Since you dont have: Rinsing for a long time and then use a regular shampoo a couple of times letting it sit for a few minutes each time, make sure to scrub alot especially on the scalp. I would also use an vinegar rinse to restore the natural ph of the hair/scalp. If you have hard water this would not be helpful, so use distilled water or filtered water with the vinegar. The amount you can use is 2 TB to 2 cups of water, making more if you have long hair.  

Is there anyone you know that can give you some quickly? If not get some tomorrow and then wash your hair again a couple of times.


----------



## SmilingElephant (Aug 3, 2010)

Get you a bottle of that ORS Creamy Aloe Shampoo.....it works wonders!!!!

And make sure you leave it in for at least 5 minutes during your shampoo session to really get all the chems out

But i use this shampoo to clarify/neutralize and its really good stuff


----------



## steffiejoe (Aug 3, 2010)

Do what the other ladies have suggested. Then tie you hair up and get to the nearest 24 Walmart and purchase some neutralizing shampoo tonight.
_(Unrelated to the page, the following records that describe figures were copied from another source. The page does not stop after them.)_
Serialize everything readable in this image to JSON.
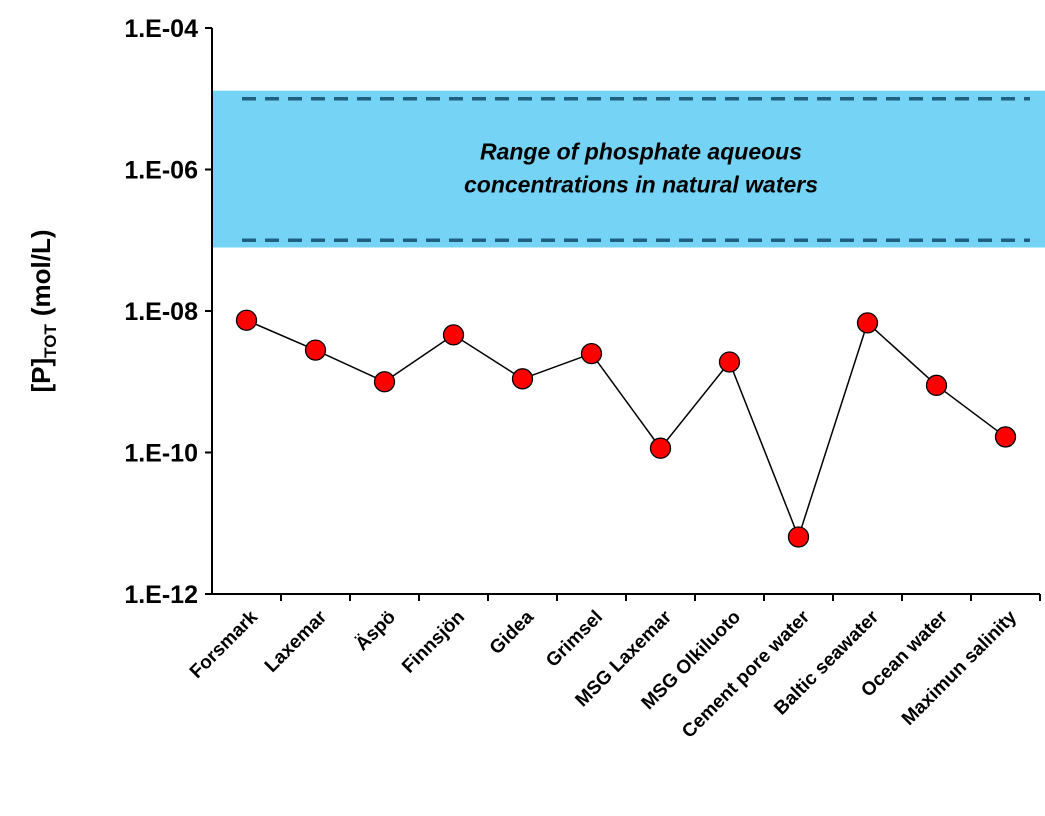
{
  "chart_data": {
    "type": "line",
    "y_label": {
      "main": "[P]",
      "sub": "TOT",
      "unit": "(mol/L)"
    },
    "categories": [
      "Forsmark",
      "Laxemar",
      "Äspö",
      "Finnsjön",
      "Gidea",
      "Grimsel",
      "MSG Laxemar",
      "MSG Olkiluoto",
      "Cement pore water",
      "Baltic seawater",
      "Ocean water",
      "Maximun salinity"
    ],
    "series": [
      {
        "color": "#ff0000",
        "values": [
          7.4e-09,
          2.8e-09,
          1e-09,
          4.6e-09,
          1.1e-09,
          2.5e-09,
          1.15e-10,
          1.9e-09,
          6.4e-12,
          6.8e-09,
          8.9e-10,
          1.66e-10
        ]
      }
    ],
    "ylim": [
      1e-12,
      0.0001
    ],
    "log_scale": true,
    "yticks": [
      {
        "value": 1e-12,
        "label": "1.E-12"
      },
      {
        "value": 1e-10,
        "label": "1.E-10"
      },
      {
        "value": 1e-08,
        "label": "1.E-08"
      },
      {
        "value": 1e-06,
        "label": "1.E-06"
      },
      {
        "value": 0.0001,
        "label": "1.E-04"
      }
    ],
    "band": {
      "range": [
        7.9e-08,
        1.3e-05
      ],
      "dashed": [
        1e-07,
        1e-05
      ],
      "color": "#75d3f5",
      "line_color": "#1f5f7f",
      "text": [
        "Range of phosphate aqueous",
        "concentrations in natural waters"
      ]
    }
  }
}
I would not take a chance of waiting until the next day.


----------



## charmtreese (Aug 3, 2010)

Myjourney2009 said:


> *Since you dont have: Rinsing for a long time and then use a regular shampoo a couple of times letting it sit for a few minutes each time, make sure to scrub alot especially on the scalp. I would also use an vinegar rinse to restore the natural ph of the hair/scalp. If you have hard water this would not be helpful, so use distilled water or filtered water with the vinegar. The amount you can use is 2 TB to 2 cups of water, making more if you have long hair.  *
> 
> Is there anyone you know that can give you some quickly? If not get some tomorrow and then wash your hair again a couple of times.



I agree with the bold.  however, after you do what myjourney suggest I would hop in the car tonight and pick up some neutralizing shampoo.


----------



## Dragon_Of_Vaeros (Aug 3, 2010)

Yes. Please get some as soon as possible. Do you have anyone who can bring you some?


----------



## gimbap (Aug 4, 2010)

Scary!!!!!!!


----------



## ladybuginthechi (Aug 4, 2010)

I just got back from Walgreens.  They didn't have any at either Walgreens or CVS.  I wound up buying a small kiddy perm kit for $2.99.  Has plenty of neutralizer in it.  I'm gonna deep condition my hair after I rinse it out.  I think my hair is okay.

Thank you for all your suggestions ladies.


----------



## *CherryPie* (Aug 4, 2010)

This is the second thread i've seen like this this summer. Why would you even relax your hair without making sure you have neutralizer?

 i just don't understand some of y'all.


----------



## MarieB (Aug 4, 2010)

*CherryPie* said:


> This is the second thread i've seen like this this summer. Why would you even relax your hair without making sure you have neutralizer?
> 
> i just don't understand some of y'all.


 
I actually almost had this happen to me recently, and believe me I try to make sure I have everything on hand before I commence. Meaning I spent a good hour or two basing my scalp and covering my previously relaxed hair. Once I felt ready to go, I looked everywhere for my neutralizing shampoo (big ole' bottle of Motions I had purchased a few months prior) before I started to apply my relaxer, could not find it anywhere. So I pinned up my now extremely oily hair (I base and cover with coconut oil, and it works very well!) and hot foot it to Sally's to get another bottle (after reading through the "I ain't got no neutralizing shampoo" threads I did not feel bold enough to take chances). So when I get home, I go through with the whole process, and when I'm finished I go to stash my brand new bottle of shampoo right where I thought I had left the other one, and guess what I found.... It was worth it, though; I'd rather have it and not need it than need it and not have it.


----------



## OsnapCnapp! (Aug 4, 2010)

ladybuginthechi said:


> I have relaxer in my hair, and I do not have any neutralizing shampoo. What the heck can I use to make sure all the relaxer gets out?


 

oh lord no. i hope u got the neutralizer. Last time someone didn't have any neutralizing shampoo (my cousin) and she decided it would be alright just to rinse longer, turned out it wasn't alright. the next day she was looking just like this---> :burning:


----------



## Dragon_Of_Vaeros (Aug 4, 2010)

ladybuginthechi said:


> I just got back from Walgreens. They didn't have any at either Walgreens or CVS. I wound up buying a small kiddy perm kit for $2.99. Has plenty of neutralizer in it. I'm gonna deep condition my hair after I rinse it out. I think my hair is okay.
> 
> Thank you for all your suggestions ladies.


 
Safe!!!!! *sigh of relief*


----------